In his speech, he acknowledged Margaret Atwood, who was in the audience and was celebrating her 80th birthday.

"Margaret Atwood, [hers] was the first book that I bought with my own money, at a bookstore in Brampton. And I bought that book because I had good public school teachers who pushed poetry on us," he said.

Williams also acknowledged his family, his mother, church communities, black communities and the Rabinovitch family. Jack Rabinovitch founded the prize in honour of his late wife Doris Giller in 1994. Rabinovitch died in 2017 at the age of 87.

"There's been a lot of talk about the evil of capitalism, but every once in awhile we find people like [the late] Jack Rabinovitch," Williams said. "People who can work within the system to do things that follow the passion of things they love."

"I feel disembodied right now," Williams told CBC Books after the ceremony. "I didn't think I'd be in this position at the beginning of the night. I thought I'd go and eat my sorrows and then it would pass. But it didn't turn out that way, and I'm puzzled."

"I don't see myself getting over it for a good, long time."

The 2019 jury panel was comprised of Donna Bailey Nurse, Randy Boyagoda, José Teodoro, Aminatta Forna and Aleksandar Hemon.

Williams was presented with the $100,000 award by Elana Rabinovitch, the daughter of Jack Rabinovitch, and Scotiabank's executive vice president and chief marketing officer John Doig.

Williams is already looking toward his next project. "The next book is a poetry collection and the book after that is going to be a novel.

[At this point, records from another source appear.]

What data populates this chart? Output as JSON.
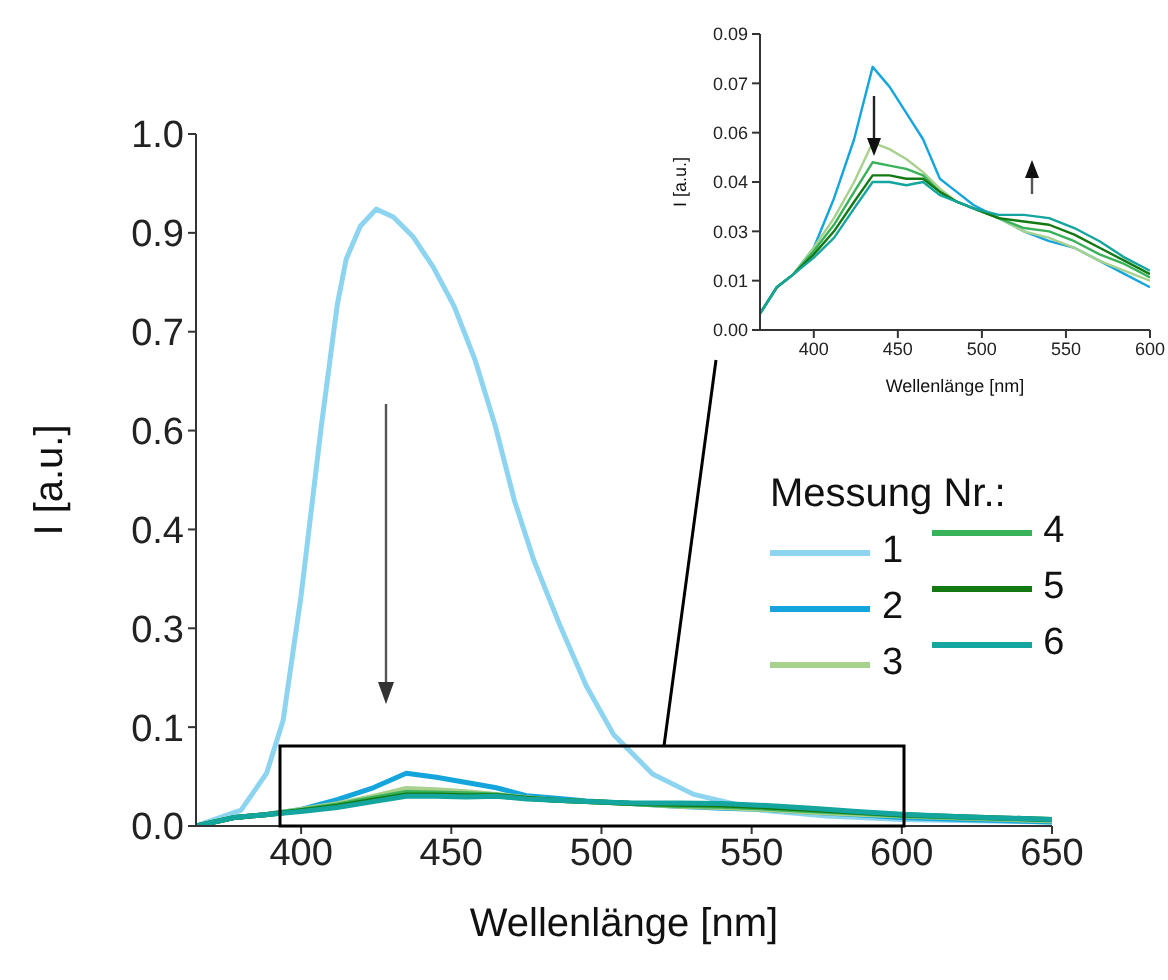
{
  "chart_data": [
    {
      "type": "line",
      "xlabel": "Wellenlänge [nm]",
      "ylabel": "I [a.u.]",
      "legend_title": "Messung Nr.:",
      "legend": "right",
      "xlim": [
        365,
        650
      ],
      "xticks": [
        400,
        450,
        500,
        550,
        600,
        650
      ],
      "ylim": [
        0,
        1.05
      ],
      "yticks": [
        {
          "value": 0,
          "label": "0.0"
        },
        {
          "value": 0.15,
          "label": "0.1"
        },
        0.3,
        {
          "value": 0.45,
          "label": "0.4"
        },
        0.6,
        {
          "value": 0.75,
          "label": "0.7"
        },
        0.9,
        {
          "value": 1.05,
          "label": "1.0"
        }
      ],
      "series": [
        {
          "name": "1",
          "color": "#8dd4f0",
          "x": [
            365,
            380,
            388.5,
            394,
            400,
            406.7,
            412,
            415,
            419.7,
            425,
            430.7,
            437.3,
            444,
            451,
            458,
            464.7,
            471,
            477.5,
            486.3,
            495,
            504,
            517,
            530.7,
            553,
            575,
            600,
            650
          ],
          "values": [
            0,
            0.024,
            0.08,
            0.16,
            0.35,
            0.606,
            0.79,
            0.86,
            0.91,
            0.936,
            0.924,
            0.894,
            0.848,
            0.788,
            0.706,
            0.606,
            0.494,
            0.403,
            0.303,
            0.212,
            0.139,
            0.079,
            0.048,
            0.024,
            0.015,
            0.01,
            0.006
          ]
        },
        {
          "name": "2",
          "color": "#14a5dc",
          "x": [
            365,
            378,
            388,
            400,
            412,
            424,
            435,
            445,
            455,
            465,
            475,
            485,
            495,
            510,
            525,
            540,
            555,
            570,
            585,
            600,
            620,
            650
          ],
          "values": [
            0,
            0.013,
            0.017,
            0.025,
            0.04,
            0.058,
            0.08,
            0.074,
            0.066,
            0.058,
            0.046,
            0.042,
            0.038,
            0.034,
            0.03,
            0.027,
            0.025,
            0.021,
            0.017,
            0.013,
            0.01,
            0.006
          ]
        },
        {
          "name": "3",
          "color": "#a9d18e",
          "x": [
            365,
            378,
            388,
            400,
            412,
            424,
            435,
            445,
            455,
            465,
            475,
            485,
            495,
            510,
            525,
            540,
            555,
            570,
            585,
            600,
            620,
            650
          ],
          "values": [
            0,
            0.013,
            0.017,
            0.025,
            0.034,
            0.045,
            0.057,
            0.055,
            0.052,
            0.048,
            0.043,
            0.039,
            0.037,
            0.034,
            0.03,
            0.028,
            0.025,
            0.021,
            0.018,
            0.015,
            0.012,
            0.008
          ]
        },
        {
          "name": "4",
          "color": "#3ab25a",
          "x": [
            365,
            378,
            388,
            400,
            412,
            424,
            435,
            445,
            455,
            465,
            475,
            485,
            495,
            510,
            525,
            540,
            555,
            570,
            585,
            600,
            620,
            650
          ],
          "values": [
            0,
            0.013,
            0.017,
            0.024,
            0.032,
            0.042,
            0.051,
            0.05,
            0.049,
            0.047,
            0.042,
            0.039,
            0.037,
            0.034,
            0.031,
            0.03,
            0.027,
            0.023,
            0.02,
            0.016,
            0.013,
            0.009
          ]
        },
        {
          "name": "5",
          "color": "#137a13",
          "x": [
            365,
            378,
            388,
            400,
            412,
            424,
            435,
            445,
            455,
            465,
            475,
            485,
            495,
            510,
            525,
            540,
            555,
            570,
            585,
            600,
            620,
            650
          ],
          "values": [
            0,
            0.013,
            0.017,
            0.023,
            0.03,
            0.039,
            0.047,
            0.047,
            0.046,
            0.046,
            0.042,
            0.039,
            0.037,
            0.034,
            0.033,
            0.032,
            0.029,
            0.025,
            0.021,
            0.017,
            0.014,
            0.01
          ]
        },
        {
          "name": "6",
          "color": "#13a59e",
          "x": [
            365,
            378,
            388,
            400,
            412,
            424,
            435,
            445,
            455,
            465,
            475,
            485,
            495,
            510,
            525,
            540,
            555,
            570,
            585,
            600,
            620,
            650
          ],
          "values": [
            0,
            0.013,
            0.017,
            0.022,
            0.028,
            0.037,
            0.045,
            0.045,
            0.044,
            0.045,
            0.041,
            0.039,
            0.037,
            0.035,
            0.035,
            0.034,
            0.031,
            0.027,
            0.022,
            0.018,
            0.014,
            0.01
          ]
        }
      ]
    },
    {
      "type": "line",
      "xlabel": "Wellenlänge [nm]",
      "ylabel": "I [a.u.]",
      "xlim": [
        368,
        600
      ],
      "xticks": [
        400,
        450,
        500,
        550,
        600
      ],
      "ylim": [
        0,
        0.09
      ],
      "yticks": [
        {
          "value": 0,
          "label": "0.00"
        },
        {
          "value": 0.015,
          "label": "0.01"
        },
        {
          "value": 0.03,
          "label": "0.03"
        },
        {
          "value": 0.045,
          "label": "0.04"
        },
        {
          "value": 0.06,
          "label": "0.06"
        },
        {
          "value": 0.075,
          "label": "0.07"
        },
        {
          "value": 0.09,
          "label": "0.09"
        }
      ],
      "series": [
        {
          "color": "#14a5dc",
          "x": [
            388,
            400,
            412,
            424,
            435,
            445,
            455,
            465,
            475,
            485,
            495,
            510,
            525,
            540,
            555,
            570,
            585,
            600
          ],
          "values": [
            0.017,
            0.025,
            0.04,
            0.058,
            0.08,
            0.074,
            0.066,
            0.058,
            0.046,
            0.042,
            0.038,
            0.034,
            0.03,
            0.027,
            0.025,
            0.021,
            0.017,
            0.013
          ]
        },
        {
          "color": "#a9d18e",
          "x": [
            368,
            378,
            388,
            400,
            412,
            424,
            435,
            445,
            455,
            465,
            475,
            485,
            495,
            510,
            525,
            540,
            555,
            570,
            585,
            600
          ],
          "values": [
            0.005,
            0.013,
            0.017,
            0.025,
            0.034,
            0.045,
            0.057,
            0.055,
            0.052,
            0.048,
            0.043,
            0.039,
            0.037,
            0.034,
            0.03,
            0.028,
            0.025,
            0.021,
            0.018,
            0.015
          ]
        },
        {
          "color": "#3ab25a",
          "x": [
            368,
            378,
            388,
            400,
            412,
            424,
            435,
            445,
            455,
            465,
            475,
            485,
            495,
            510,
            525,
            540,
            555,
            570,
            585,
            600
          ],
          "values": [
            0.005,
            0.013,
            0.017,
            0.024,
            0.032,
            0.042,
            0.051,
            0.05,
            0.049,
            0.047,
            0.042,
            0.039,
            0.037,
            0.034,
            0.031,
            0.03,
            0.027,
            0.023,
            0.02,
            0.016
          ]
        },
        {
          "color": "#137a13",
          "x": [
            368,
            378,
            388,
            400,
            412,
            424,
            435,
            445,
            455,
            465,
            475,
            485,
            495,
            510,
            525,
            540,
            555,
            570,
            585,
            600
          ],
          "values": [
            0.005,
            0.013,
            0.017,
            0.023,
            0.03,
            0.039,
            0.047,
            0.047,
            0.046,
            0.046,
            0.042,
            0.039,
            0.037,
            0.034,
            0.033,
            0.032,
            0.029,
            0.025,
            0.021,
            0.017
          ]
        },
        {
          "color": "#13a59e",
          "x": [
            368,
            378,
            388,
            400,
            412,
            424,
            435,
            445,
            455,
            465,
            475,
            485,
            495,
            510,
            525,
            540,
            555,
            570,
            585,
            600
          ],
          "values": [
            0.005,
            0.013,
            0.017,
            0.022,
            0.028,
            0.037,
            0.045,
            0.045,
            0.044,
            0.045,
            0.041,
            0.039,
            0.037,
            0.035,
            0.035,
            0.034,
            0.031,
            0.027,
            0.022,
            0.018
          ]
        }
      ]
    }
  ]
}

I'm going to keep writing books, and this frees me up to do that."

Williams's fellow finalists included David Bezmozgis for Immigrant City, Megan Gail Coles for Small Game Hunting at the Local Coward Gun Club, Michael Crummey for The Innocents, Alix Ohlin for Dual Citizens and Steven Price for Lampedusa.

The 2018 winner was Esi Edugyan for novel Washington Black.

Edugyan is the partner of 2019 finalist Price.

Past Giller Prize winners include Michael Redhill for Bellevue Square, Margaret Atwood for Alias Grace, Mordecai Richler for Barney's Version, Alice Munro for Runaway, André Alexis for Fifteen Dogs and Madeleine Thien for Do Not Say We Have Nothing.